WFFaithful
Well-known member
Follow the money. Messrs. Navarro and Ross propose an 82% tax credit to attract private-equity investors into the infrastructure business. Yes, 82%! A $3 billion public-private “partnership,” according to their plan, could be financed like this: $2.5 billion in municipal bonds, $410 million in tax credits from the federal government, and $90 million in private equity. This means $90 million in private money winds up controlling a $3 billion asset. Mr. Trump likes leverage, but isn’t 33-to-1 a little ridiculous?

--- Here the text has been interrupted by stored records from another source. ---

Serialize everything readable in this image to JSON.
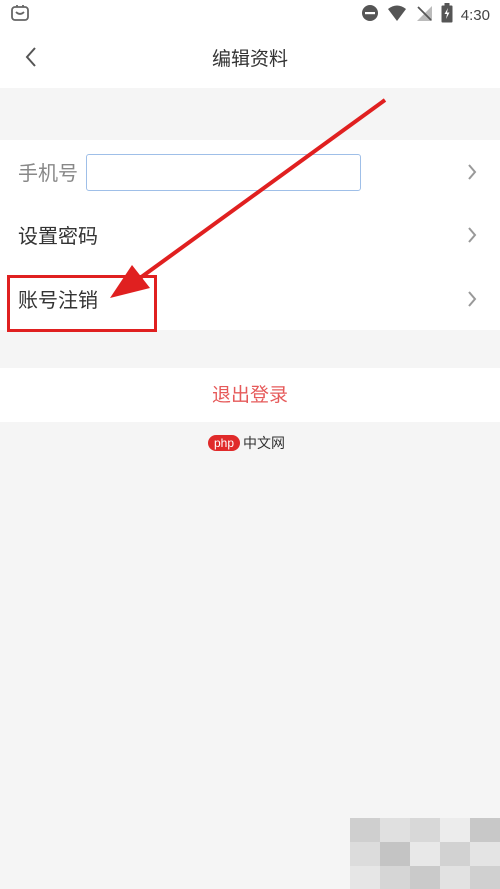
{
  "status_bar": {
    "time": "4:30",
    "icons": [
      "app-notification-icon",
      "dnd-icon",
      "wifi-icon",
      "no-signal-icon",
      "battery-icon"
    ]
  },
  "nav": {
    "back_icon": "chevron-left-icon",
    "title": "编辑资料"
  },
  "list": {
    "rows": [
      {
        "label": "手机号",
        "input_value": "",
        "chevron": "chevron-right-icon"
      },
      {
        "label": "设置密码",
        "chevron": "chevron-right-icon"
      },
      {
        "label": "账号注销",
        "chevron": "chevron-right-icon"
      }
    ]
  },
  "logout": {
    "label": "退出登录"
  },
  "watermark": {
    "badge": "php",
    "text": "中文网"
  },
  "colors": {
    "annotation_red": "#e02020",
    "logout_red": "#e65a5a",
    "background": "#f5f5f5",
    "input_border": "#9fbfe8"
  }
}
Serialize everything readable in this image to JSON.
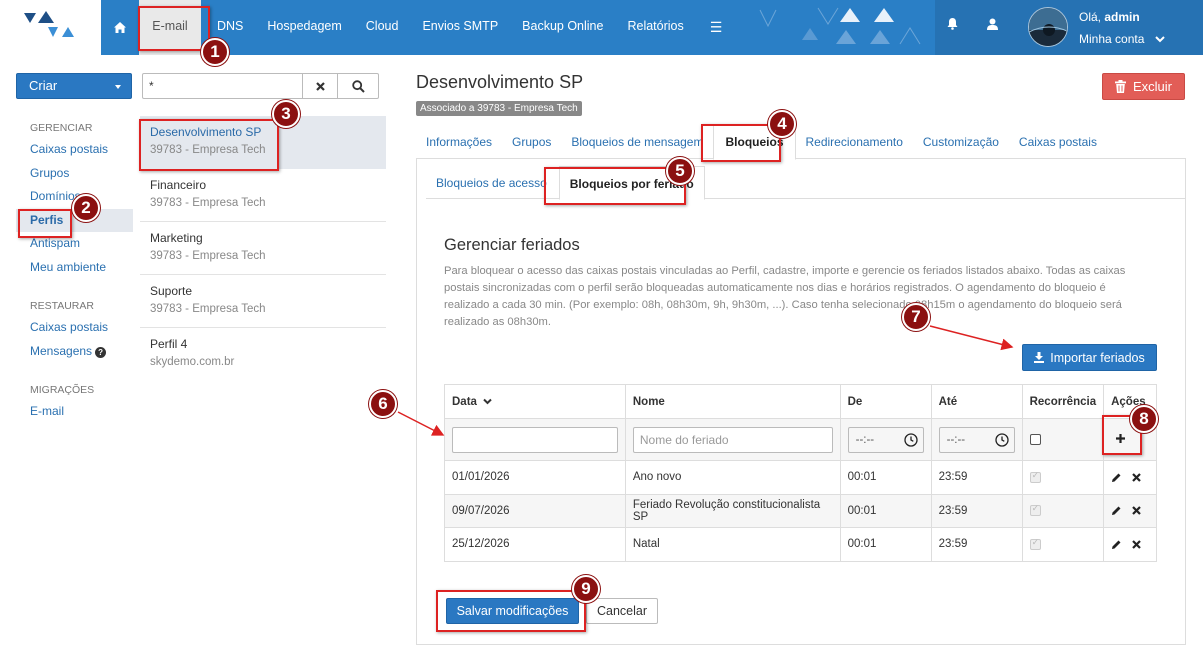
{
  "nav": {
    "items": [
      "E-mail",
      "DNS",
      "Hospedagem",
      "Cloud",
      "Envios SMTP",
      "Backup Online",
      "Relatórios"
    ],
    "greeting_prefix": "Olá, ",
    "user_name": "admin",
    "account_label": "Minha conta"
  },
  "sidebar": {
    "create_label": "Criar",
    "sections": [
      {
        "title": "GERENCIAR",
        "items": [
          "Caixas postais",
          "Grupos",
          "Domínios",
          "Perfis",
          "Antispam",
          "Meu ambiente"
        ]
      },
      {
        "title": "RESTAURAR",
        "items": [
          "Caixas postais",
          "Mensagens"
        ]
      },
      {
        "title": "MIGRAÇÕES",
        "items": [
          "E-mail"
        ]
      }
    ]
  },
  "search": {
    "value": "*"
  },
  "profiles": [
    {
      "name": "Desenvolvimento SP",
      "sub": "39783 - Empresa Tech"
    },
    {
      "name": "Financeiro",
      "sub": "39783 - Empresa Tech"
    },
    {
      "name": "Marketing",
      "sub": "39783 - Empresa Tech"
    },
    {
      "name": "Suporte",
      "sub": "39783 - Empresa Tech"
    },
    {
      "name": "Perfil 4",
      "sub": "skydemo.com.br"
    }
  ],
  "main": {
    "title": "Desenvolvimento SP",
    "assoc": "Associado a 39783 - Empresa Tech",
    "delete_label": "Excluir",
    "tabs": [
      "Informações",
      "Grupos",
      "Bloqueios de mensagem",
      "Bloqueios",
      "Redirecionamento",
      "Customização",
      "Caixas postais"
    ],
    "subtabs": [
      "Bloqueios de acesso",
      "Bloqueios por feriado"
    ],
    "section_title": "Gerenciar feriados",
    "description": "Para bloquear o acesso das caixas postais vinculadas ao Perfil, cadastre, importe e gerencie os feriados listados abaixo. Todas as caixas postais sincronizadas com o perfil serão bloqueadas automaticamente nos dias e horários registrados. O agendamento do bloqueio é realizado a cada 30 min. (Por exemplo: 08h, 08h30m, 9h, 9h30m, ...). Caso tenha selecionado 08h15m o agendamento do bloqueio será realizado as 08h30m.",
    "import_label": "Importar feriados",
    "save_label": "Salvar modificações",
    "cancel_label": "Cancelar"
  },
  "table": {
    "headers": [
      "Data",
      "Nome",
      "De",
      "Até",
      "Recorrência",
      "Ações"
    ],
    "name_placeholder": "Nome do feriado",
    "time_placeholder": "--:--",
    "rows": [
      {
        "date": "01/01/2026",
        "name": "Ano novo",
        "from": "00:01",
        "to": "23:59"
      },
      {
        "date": "09/07/2026",
        "name": "Feriado Revolução constitucionalista SP",
        "from": "00:01",
        "to": "23:59"
      },
      {
        "date": "25/12/2026",
        "name": "Natal",
        "from": "00:01",
        "to": "23:59"
      }
    ]
  },
  "annotations": [
    "1",
    "2",
    "3",
    "4",
    "5",
    "6",
    "7",
    "8",
    "9"
  ],
  "colors": {
    "brand": "#2a7fc6",
    "primary_button": "#2a78c2",
    "danger": "#e25d57",
    "annotation": "#d22222"
  }
}
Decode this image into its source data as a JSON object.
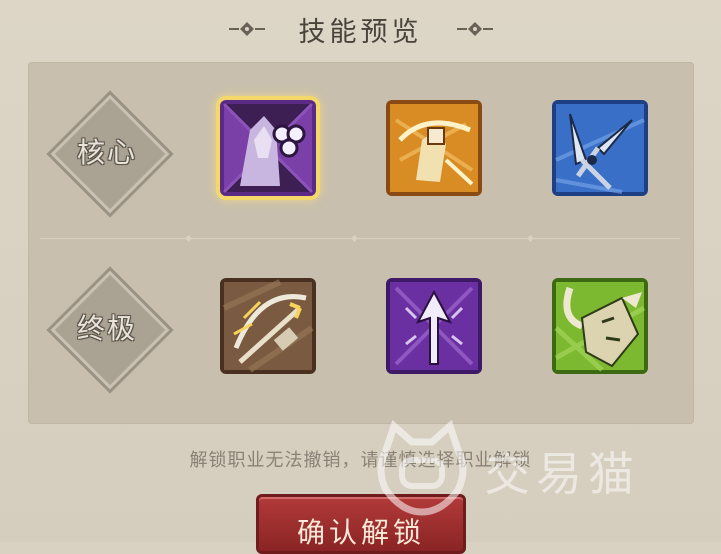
{
  "header": {
    "title": "技能预览"
  },
  "rows": [
    {
      "category": "核心",
      "skills": [
        {
          "icon": "hooded-caster-icon",
          "frame_color": "#7b3fa8",
          "selected": true
        },
        {
          "icon": "golden-archer-icon",
          "frame_color": "#c9731c",
          "selected": false
        },
        {
          "icon": "spear-tips-icon",
          "frame_color": "#2f5fb8",
          "selected": false
        }
      ]
    },
    {
      "category": "终极",
      "skills": [
        {
          "icon": "crossbow-icon",
          "frame_color": "#6b4a35",
          "selected": false
        },
        {
          "icon": "arrow-burst-icon",
          "frame_color": "#6a2fa0",
          "selected": false
        },
        {
          "icon": "horned-hunter-icon",
          "frame_color": "#5c9a1f",
          "selected": false
        }
      ]
    }
  ],
  "note": "解锁职业无法撤销，请谨慎选择职业解锁",
  "confirm_button": {
    "label": "确认解锁"
  },
  "watermark": {
    "text": "交易猫"
  },
  "colors": {
    "accent": "#f5d86a",
    "button": "#a83232",
    "panel": "#d9d2c2"
  }
}
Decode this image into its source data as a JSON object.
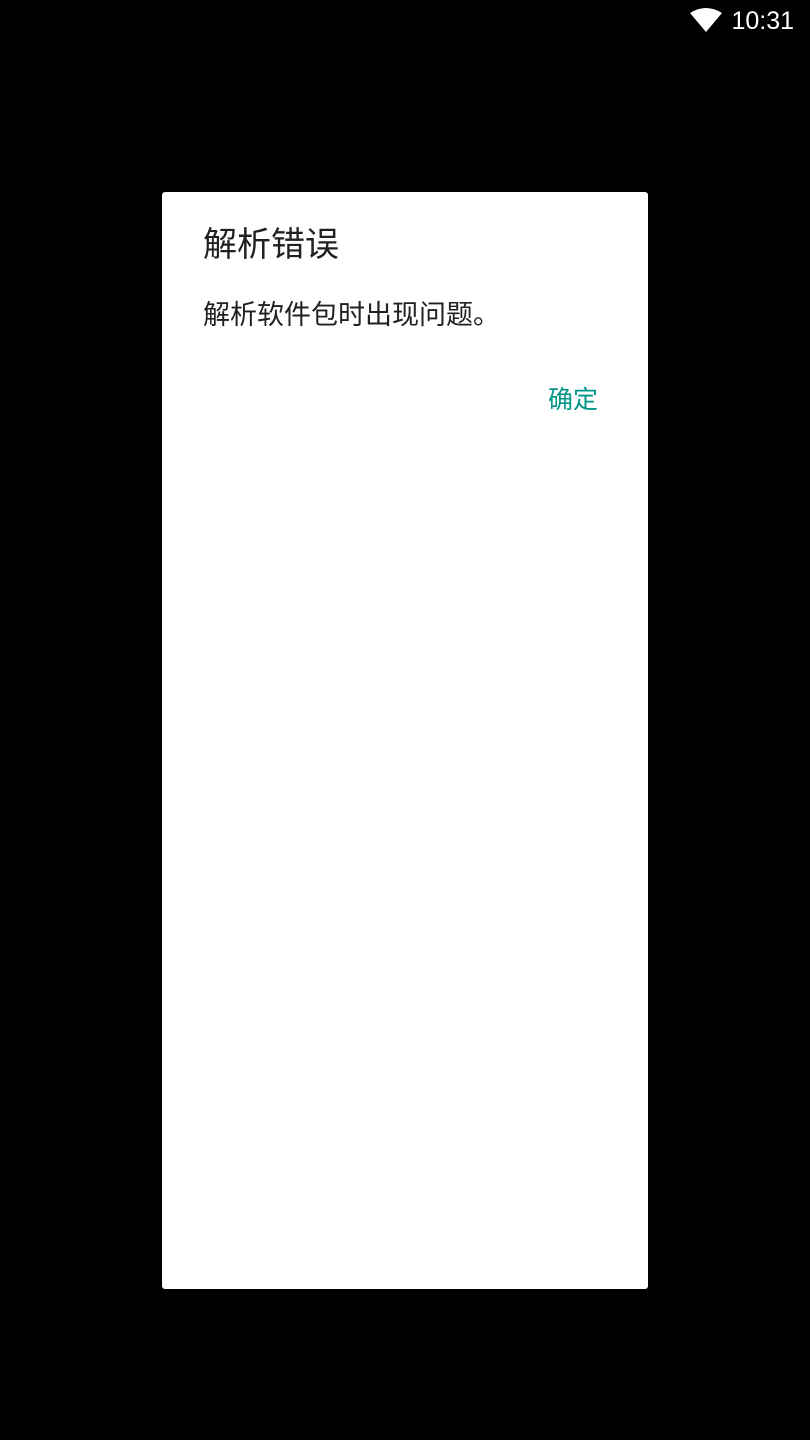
{
  "status_bar": {
    "wifi_icon": "wifi-icon",
    "time": "10:31"
  },
  "dialog": {
    "title": "解析错误",
    "message": "解析软件包时出现问题。",
    "ok_label": "确定",
    "accent_color": "#009688"
  }
}
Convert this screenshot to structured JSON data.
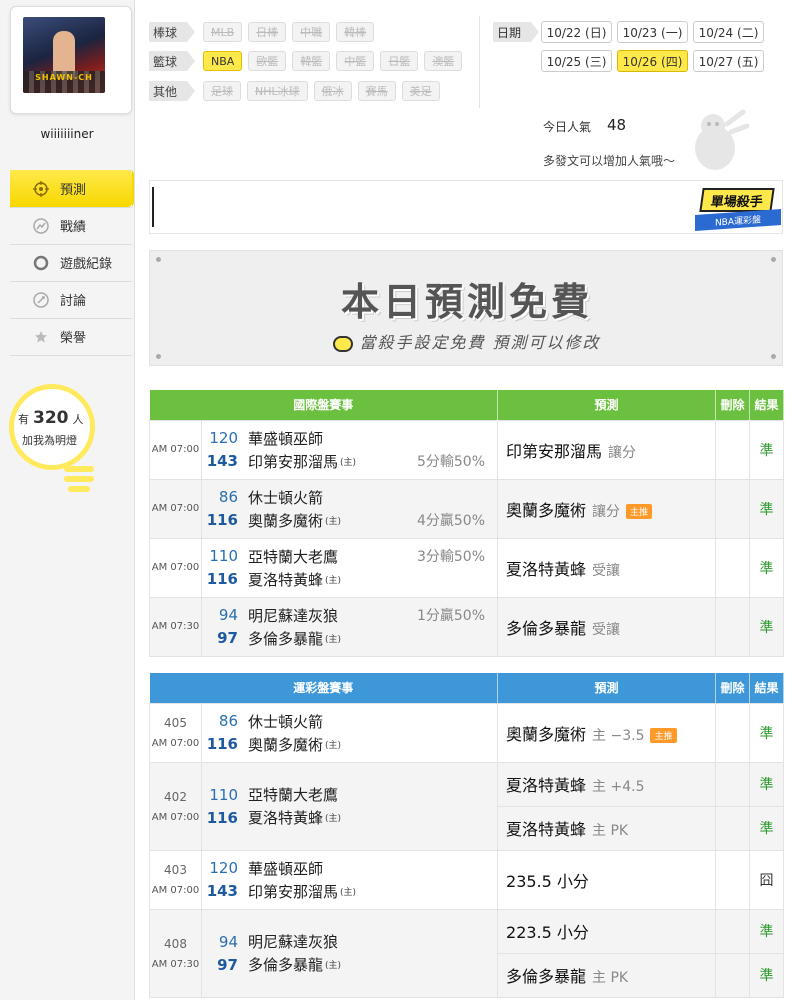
{
  "user": {
    "name": "wiiiiiiiner",
    "avatar_text": "SHAWN-CH"
  },
  "nav": [
    {
      "label": "預測",
      "icon": "target-icon",
      "active": true
    },
    {
      "label": "戰績",
      "icon": "chart-icon",
      "active": false
    },
    {
      "label": "遊戲紀錄",
      "icon": "ring-icon",
      "active": false
    },
    {
      "label": "討論",
      "icon": "discuss-icon",
      "active": false
    },
    {
      "label": "榮譽",
      "icon": "trophy-icon",
      "active": false
    }
  ],
  "fans": {
    "prefix": "有",
    "count": "320",
    "suffix": "人",
    "caption": "加我為明燈"
  },
  "filters": {
    "baseball": {
      "label": "棒球",
      "items": [
        "MLB",
        "日棒",
        "中職",
        "韓棒"
      ]
    },
    "basketball": {
      "label": "籃球",
      "items": [
        "NBA",
        "歐籃",
        "韓籃",
        "中籃",
        "日籃",
        "澳籃"
      ],
      "active": "NBA"
    },
    "other": {
      "label": "其他",
      "items": [
        "足球",
        "NHL冰球",
        "俄冰",
        "賽馬",
        "美足"
      ]
    }
  },
  "dates": {
    "label": "日期",
    "items": [
      "10/22 (日)",
      "10/23 (一)",
      "10/24 (二)",
      "10/25 (三)",
      "10/26 (四)",
      "10/27 (五)"
    ],
    "active": "10/26 (四)"
  },
  "popularity": {
    "label": "今日人氣",
    "value": "48",
    "hint": "多發文可以增加人氣哦～"
  },
  "badge": {
    "title": "單場殺手",
    "subtitle": "NBA運彩盤"
  },
  "banner": {
    "title": "本日預測免費",
    "subtitle": "當殺手設定免費  預測可以修改"
  },
  "intl_table": {
    "headers": {
      "match": "國際盤賽事",
      "pick": "預測",
      "delete": "刪除",
      "result": "結果"
    },
    "rows": [
      {
        "time": "AM 07:00",
        "away_num": "120",
        "away": "華盛頓巫師",
        "home_num": "143",
        "home": "印第安那溜馬",
        "line": "5分輸50%",
        "line_row": "home",
        "pick": "印第安那溜馬",
        "pick_sub": "讓分",
        "hot": "",
        "result": "準"
      },
      {
        "time": "AM 07:00",
        "away_num": "86",
        "away": "休士頓火箭",
        "home_num": "116",
        "home": "奧蘭多魔術",
        "line": "4分贏50%",
        "line_row": "home",
        "pick": "奧蘭多魔術",
        "pick_sub": "讓分",
        "hot": "主推",
        "result": "準"
      },
      {
        "time": "AM 07:00",
        "away_num": "110",
        "away": "亞特蘭大老鷹",
        "home_num": "116",
        "home": "夏洛特黃蜂",
        "line": "3分輸50%",
        "line_row": "away",
        "pick": "夏洛特黃蜂",
        "pick_sub": "受讓",
        "hot": "",
        "result": "準"
      },
      {
        "time": "AM 07:30",
        "away_num": "94",
        "away": "明尼蘇達灰狼",
        "home_num": "97",
        "home": "多倫多暴龍",
        "line": "1分贏50%",
        "line_row": "away",
        "pick": "多倫多暴龍",
        "pick_sub": "受讓",
        "hot": "",
        "result": "準"
      }
    ]
  },
  "lottery_table": {
    "headers": {
      "match": "運彩盤賽事",
      "pick": "預測",
      "delete": "刪除",
      "result": "結果"
    },
    "home_mark": "(主)",
    "rows": [
      {
        "game": "405",
        "time": "AM 07:00",
        "away_num": "86",
        "away": "休士頓火箭",
        "home_num": "116",
        "home": "奧蘭多魔術",
        "picks": [
          {
            "text": "奧蘭多魔術",
            "sub": "主 −3.5",
            "hot": "主推",
            "result": "準"
          }
        ]
      },
      {
        "game": "402",
        "time": "AM 07:00",
        "away_num": "110",
        "away": "亞特蘭大老鷹",
        "home_num": "116",
        "home": "夏洛特黃蜂",
        "picks": [
          {
            "text": "夏洛特黃蜂",
            "sub": "主 +4.5",
            "hot": "",
            "result": "準"
          },
          {
            "text": "夏洛特黃蜂",
            "sub": "主 PK",
            "hot": "",
            "result": "準"
          }
        ]
      },
      {
        "game": "403",
        "time": "AM 07:00",
        "away_num": "120",
        "away": "華盛頓巫師",
        "home_num": "143",
        "home": "印第安那溜馬",
        "picks": [
          {
            "text": "235.5 小分",
            "sub": "",
            "hot": "",
            "result": "囧"
          }
        ]
      },
      {
        "game": "408",
        "time": "AM 07:30",
        "away_num": "94",
        "away": "明尼蘇達灰狼",
        "home_num": "97",
        "home": "多倫多暴龍",
        "picks": [
          {
            "text": "223.5 小分",
            "sub": "",
            "hot": "",
            "result": "準"
          },
          {
            "text": "多倫多暴龍",
            "sub": "主 PK",
            "hot": "",
            "result": "準"
          }
        ]
      }
    ]
  },
  "colors": {
    "accent": "#ffe94a",
    "green_header": "#6cc040",
    "blue_header": "#3d97d8",
    "win": "#2d9a2d",
    "number": "#2a6fb4"
  }
}
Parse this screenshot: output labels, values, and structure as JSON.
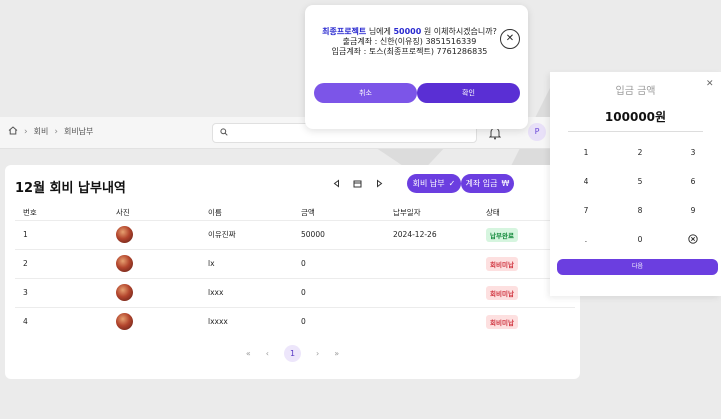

What return on capital would private investors demand on such investments? Messrs. Navarro and Ross say between 9% and 10%. Add in the general partner’s carried interest, and that is about 12%. It could be higher, however. History suggests that building roads and bridges is not a low-risk investment. According to a 2015 Congressional Budget Office report, 14 privately financed road projects have been completed in the U.S. since 1995. Of these, three went bankrupt and one required a public buyout—29% failure rate.
By contrast, the New Jersey Turnpike authority can still borrow for 30 years at 3.4% despite the best efforts of Gov. Chris Christie to destroy his government’s credit rating. States with higher ratings pay less.
So much for financing. What about selecting projects?
To attract private money, projects must offer investors cash returns—derived, for example, from tolls on highways. In some cases, this is possible, even desirable. But for many important projects, charging fees can be impractical. Think of building schools in poor neighborhoods or repairing crumbling bridges that have no tolls.